Clustering analysis and differentiation trajectory during erythroid differentiation. (A) Heatmap of the mean expression value of manually selected marker genes for each cluster. CMP: common myeloid progenitors; GMP: granulocyte-macrophage progenitors; MKP: megakaryocyte progenitors; EEP: early erythroid progenitors; LEP: late erythroid progenitors. (B) UMAP plot colored by (left) cluster and (middle) UMAP plot split by tissue. (Right) Frequency of each cluster in CD34, RPS19-D, and LV-RPS19 groups. (C) Partition-based approximate graph abstraction (PAGA) initialized embedding and PAGA graph of the differentiation trajectory.
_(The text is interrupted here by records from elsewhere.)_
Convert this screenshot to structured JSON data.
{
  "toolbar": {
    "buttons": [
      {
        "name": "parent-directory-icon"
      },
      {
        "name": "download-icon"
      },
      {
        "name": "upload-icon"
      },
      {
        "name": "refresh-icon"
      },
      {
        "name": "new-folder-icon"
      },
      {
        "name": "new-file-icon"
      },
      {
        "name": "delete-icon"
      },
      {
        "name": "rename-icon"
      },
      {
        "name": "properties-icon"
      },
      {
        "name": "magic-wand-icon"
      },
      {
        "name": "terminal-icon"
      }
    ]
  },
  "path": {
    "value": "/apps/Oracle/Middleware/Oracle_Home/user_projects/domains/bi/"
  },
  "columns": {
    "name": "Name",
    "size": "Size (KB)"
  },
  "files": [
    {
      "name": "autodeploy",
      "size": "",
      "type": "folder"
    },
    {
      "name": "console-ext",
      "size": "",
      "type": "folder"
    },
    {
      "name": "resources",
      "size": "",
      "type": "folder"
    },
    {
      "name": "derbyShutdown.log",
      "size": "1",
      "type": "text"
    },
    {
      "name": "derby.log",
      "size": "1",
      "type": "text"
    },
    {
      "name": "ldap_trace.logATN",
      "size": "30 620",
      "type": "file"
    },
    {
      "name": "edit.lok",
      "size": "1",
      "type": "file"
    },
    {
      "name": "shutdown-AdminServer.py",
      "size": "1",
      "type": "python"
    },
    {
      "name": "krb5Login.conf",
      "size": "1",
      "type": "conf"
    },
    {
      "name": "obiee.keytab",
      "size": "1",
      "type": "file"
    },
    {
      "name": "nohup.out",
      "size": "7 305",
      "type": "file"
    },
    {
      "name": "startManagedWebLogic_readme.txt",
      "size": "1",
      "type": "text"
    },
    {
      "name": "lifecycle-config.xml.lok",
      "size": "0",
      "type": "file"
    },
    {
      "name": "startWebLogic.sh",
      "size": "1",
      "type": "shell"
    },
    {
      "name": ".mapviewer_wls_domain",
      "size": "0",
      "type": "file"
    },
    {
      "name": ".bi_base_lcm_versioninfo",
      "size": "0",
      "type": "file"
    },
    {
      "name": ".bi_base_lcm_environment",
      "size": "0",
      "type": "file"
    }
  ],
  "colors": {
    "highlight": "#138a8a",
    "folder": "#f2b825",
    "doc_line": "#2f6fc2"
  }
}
Size of dots is proportional to number of cells in the clusters.

Figure 6.

RPS19-deficient cells show abnormal cell cycle with activation of inflammatory signaling pathway that can be rescued by EFS-RPS19. (A) Donut plots showing percentages of cells in G1, S, and G2M phase in erythroid progenitor (EP) clusters. (B) Bubble plot showing abnormal significantly enriched signaling pathways (NOM: P<0.05) in the DBA EP 1 cluster from the RPS19-deficient group compared with the LEP 1 cluster from the CD34 group and Rescued EP cluster from the LV-RPS19 group. Pathways are from the Hallmark gene sets of the Molecular Signatures Database. (C) Dot plot showing the 20 top differentially expressed genes in the indicated clusters.